I climbed that long, difficult and painful mountain a long time ago, and I came down the other side in one piece. You can too.
I was fortunate in my process that much of it was done with the support of the graduate studies program I was enrolled in that’s heavy on a research-based Arts & Letters program with academic faculty, advisors and peers to bounce ideas off of and provide critical feedback to me during the difficult process of conveying my story in a cogent, yet authentic way.
Even still, it was rigorous and it tested me hard. That is to say, this is not meant to be easy. There may be no such thing as a seamless, stress-free, non-triggering, non-retraumatizing path forward here. So if it feels ridiculously difficult to relive and recount a life’s worth of experiences and memories in a short period of time, on top of an adult life lived (possibly one that did not include this level of reflection for whatever reason) that’s because it IS ridiculously difficult.
Yes, we are capable of keeping our selves together here. Enough so that we might arrive at a satisfactory reparations outcome. One that will reach further, well-past our individual selves and into the arena of social impact. It is a STRUGGLE. It is HARD. It is STILL WORTH IT. We HAVE TO be able to see that mountaintop as bigger than us. It is a social good. We have to do everything we can to reach it successfully.
📷: Stock photo of Bandarpunch.
I used to spend hours gazing at this exact range from the back field of GNFC Shangri-La, just daydreaming of a far away place outside those walls. I wish you luck on your journey. Check in with your buddies (or with me) if you need a hand, or if you want to offer a hand.
So, the reason I write all this is because I sort of feel that it was positioned by the IHRP people this way. As if ease was ever a possibility, hmmmph. That’s just unrealistic and inaccurate, and it’s unhelpful. Think of it this way. For us 2nd gen survivors to simply begin our process here’s what we have to do:
- We have to educate ourselves and then educate our audience in order to help them understand the context–the whole institutional framework for which this took place.
- Then we have to educate our audience on the common and shared experiences within said context.
- Then we have to speak in-depth on our respective, individual experiences embedded within that.
- And then add to that the individual mechanisms for survival embedded within that.
- And finally, the individualized paths taken during a sort of diaspora – which takes place within and without this context.
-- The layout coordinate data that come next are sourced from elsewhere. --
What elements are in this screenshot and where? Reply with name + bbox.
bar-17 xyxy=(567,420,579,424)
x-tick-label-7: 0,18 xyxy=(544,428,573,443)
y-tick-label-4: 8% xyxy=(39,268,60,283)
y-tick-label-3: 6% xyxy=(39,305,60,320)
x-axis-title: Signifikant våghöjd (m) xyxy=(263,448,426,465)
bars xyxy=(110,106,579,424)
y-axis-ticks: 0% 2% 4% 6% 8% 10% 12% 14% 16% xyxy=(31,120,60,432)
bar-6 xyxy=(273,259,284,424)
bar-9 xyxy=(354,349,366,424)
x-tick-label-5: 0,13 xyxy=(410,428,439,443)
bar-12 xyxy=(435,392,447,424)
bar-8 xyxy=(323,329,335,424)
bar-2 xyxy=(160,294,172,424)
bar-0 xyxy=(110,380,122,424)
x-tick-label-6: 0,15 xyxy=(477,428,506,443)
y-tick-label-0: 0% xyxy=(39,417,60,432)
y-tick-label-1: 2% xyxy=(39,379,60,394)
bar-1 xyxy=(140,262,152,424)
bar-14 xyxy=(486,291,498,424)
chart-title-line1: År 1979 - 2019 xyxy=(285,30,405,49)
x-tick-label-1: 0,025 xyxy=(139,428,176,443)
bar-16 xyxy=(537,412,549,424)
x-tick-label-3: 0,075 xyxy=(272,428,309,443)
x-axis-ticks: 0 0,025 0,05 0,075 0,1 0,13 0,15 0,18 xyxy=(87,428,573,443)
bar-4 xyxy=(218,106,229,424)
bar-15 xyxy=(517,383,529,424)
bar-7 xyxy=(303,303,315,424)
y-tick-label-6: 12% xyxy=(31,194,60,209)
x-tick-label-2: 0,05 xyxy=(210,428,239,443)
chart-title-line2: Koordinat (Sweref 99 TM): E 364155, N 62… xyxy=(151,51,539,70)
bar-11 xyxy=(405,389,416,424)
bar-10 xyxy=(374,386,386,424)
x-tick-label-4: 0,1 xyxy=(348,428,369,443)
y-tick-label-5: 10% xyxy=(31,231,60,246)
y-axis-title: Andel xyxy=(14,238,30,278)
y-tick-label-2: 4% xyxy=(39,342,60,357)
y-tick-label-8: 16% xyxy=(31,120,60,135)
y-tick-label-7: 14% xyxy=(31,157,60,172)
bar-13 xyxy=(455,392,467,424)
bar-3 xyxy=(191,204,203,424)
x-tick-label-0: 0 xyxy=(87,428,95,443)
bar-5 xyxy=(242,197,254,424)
Because part of the common experience within this context is the individual, yet shared feeling of being included, excluded or separated/amputated from the pack, despite finally breaking free of coercive control.
- And then add to that the individual mechanisms for survival embedded within that.
- Then we have to speak in-depth on our respective, individual experiences embedded within that.
- Then we have to educate our audience on the common and shared experiences within said context.
How can that possibly be “easy”? It’s not.